Il aura donc fallu attendre près d’une décennie pour voir revenir Lisandro Alonso au cinéma : c’est en définitive presque logique lorsqu’on considère la place singulière qu’occupe le temps dans l’œuvre du cinéaste. Étiré, sans ménagement pour le spectateur, imposé par blocs desquels va sourdre un sens qui s’installe dans la durée, le rythme de ses films rejoint ces épreuves atypiques que proposent Tsaï Ming-Liang, Béla Tarr ou plus récemment Pham Thien An avec L'Arbre aux papillons d'or. Expériences qui exigent un lâcher-prise, une disponibilité nouvelle, à l’écart de la norme narrative, pour s’ouvrir à d’autres possibilités rarement exploitées dans l’expression cinématographique.
Une attitude qui correspond d’ailleurs à celle des personnages de ces récits successifs, pour lesquels il s’agit de s’affranchir d’un monde, de ce qui se présente comme une civilisation, pour le quitter en larguant les amarres. Trois époques, trois lieux, mais une série de liens (des noms, des statuts, des parcours), et surtout un cadre tragiquement itératif, celui d’un monde colonisé et dénaturé duquel certains individus voudront se défaire. Le très beau western augural, en noir et blanc, instaure ainsi un parcours qui rappelle presque le jeu vidéo, par cette attention portée à un cadre en état de catastrophe continue (coups de feu en bande sonore, irruption potentielle à chaque virage, déchéance généralisée d’un territoire hostile), dans un temps réel qui semble balbutier avant de brusques irruptions de la violence. Et la rupture brutale qui l’interrompt sans le conclure rappelle celle qui déchirait la fin de Jauja, s’ouvrant sur une époque actuelle où l’on garderait les traces de blessures, d’élans et de quête de temps immémoriaux, dans un monde qui semble les avoir effacés de sa surface. Le deuxième segment, particulièrement long et éprouvant, joue ainsi des contrastes entre la rythmique contemporaine (les voitures, les téléviseurs, les ordinateurs, la possibilité de s’affranchir des distances pour communiquer par le dispatch) et le parcours de deux femmes qui vont initier leur propre itinéraire de délestage, au-delà d’un monde dévasté, où les survivants autochtones sont soit incarcérés, soit dans la prison de leur misère.

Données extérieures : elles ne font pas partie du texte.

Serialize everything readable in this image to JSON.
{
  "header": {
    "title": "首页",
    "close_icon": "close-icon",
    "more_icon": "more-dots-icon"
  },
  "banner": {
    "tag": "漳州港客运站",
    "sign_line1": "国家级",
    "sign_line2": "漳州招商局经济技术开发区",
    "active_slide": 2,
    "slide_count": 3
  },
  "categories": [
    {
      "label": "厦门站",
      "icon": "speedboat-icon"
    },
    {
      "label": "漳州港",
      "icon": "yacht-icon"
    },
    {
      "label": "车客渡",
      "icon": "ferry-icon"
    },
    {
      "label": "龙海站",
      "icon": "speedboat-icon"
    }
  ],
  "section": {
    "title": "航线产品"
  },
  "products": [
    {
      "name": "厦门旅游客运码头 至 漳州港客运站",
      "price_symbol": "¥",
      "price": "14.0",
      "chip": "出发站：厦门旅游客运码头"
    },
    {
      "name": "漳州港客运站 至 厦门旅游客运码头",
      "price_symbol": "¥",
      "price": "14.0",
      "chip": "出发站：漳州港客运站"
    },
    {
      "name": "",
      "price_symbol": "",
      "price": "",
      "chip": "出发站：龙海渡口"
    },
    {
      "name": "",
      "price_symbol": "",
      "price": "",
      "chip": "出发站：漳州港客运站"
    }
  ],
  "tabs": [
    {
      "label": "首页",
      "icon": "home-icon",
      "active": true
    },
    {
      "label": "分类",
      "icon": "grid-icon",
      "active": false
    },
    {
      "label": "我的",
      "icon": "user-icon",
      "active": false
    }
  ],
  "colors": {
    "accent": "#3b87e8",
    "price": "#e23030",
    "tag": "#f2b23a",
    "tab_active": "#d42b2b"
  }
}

La lutte contre cette dénaturation d’un monde perdu passe donc par le réalisme magique : celui des métamorphoses nécessaires pour s’affranchir d’un réel ayant perdu tout sens, et d’une mise en scène qui reprend à son compte les rituels permettant ce décrochage. Lenteur, attention portée à la durée d’un trajet, voire de la simple attente dans un couloir, dans une épure (cadre fixe, absence de musique extradiégétique) qui accroît les sens avant d’autoriser l’envol. La pudeur avec laquelle filme Alonso équilibre paradoxalement l’épreuve qu’il impose au spectateur lui-même conditionné par les canons d’une narration à l’occidentale, et rejoint en cela les expériences du cinéma d’Apichatpong Weerasethakul : un regard toujours elliptique sur les métamorphoses hors-champ, une émotion diffuse du fondu enchaîné, et le primat accordé aux visages de personnages qui vont pouvoir raconter leurs attentes, décrire leurs rêves et en formuler de nouveaux.
« Space, not time », affirmera un vieux sage à une candidate au départ : « Time is a fiction invented by men », sentence qui peut s’offrir comme une clé de lecture pour un cinéaste qui semble pourtant faire du temps sa matière première. Mais c’est bien au service d’une fiction dont le cap est celui d’un nouvel espace, comme en atteste le troisième segment, un retour à la forêt primaire souillée par les orpailleurs, et dans laquelle les oiseaux vont pouvoir reprendre leur envol : au-delà du temps des hommes rivés à la satisfaction de leur désir immédiat, l’appréhension d’un espace qui les dépasse, les contient et les emplit.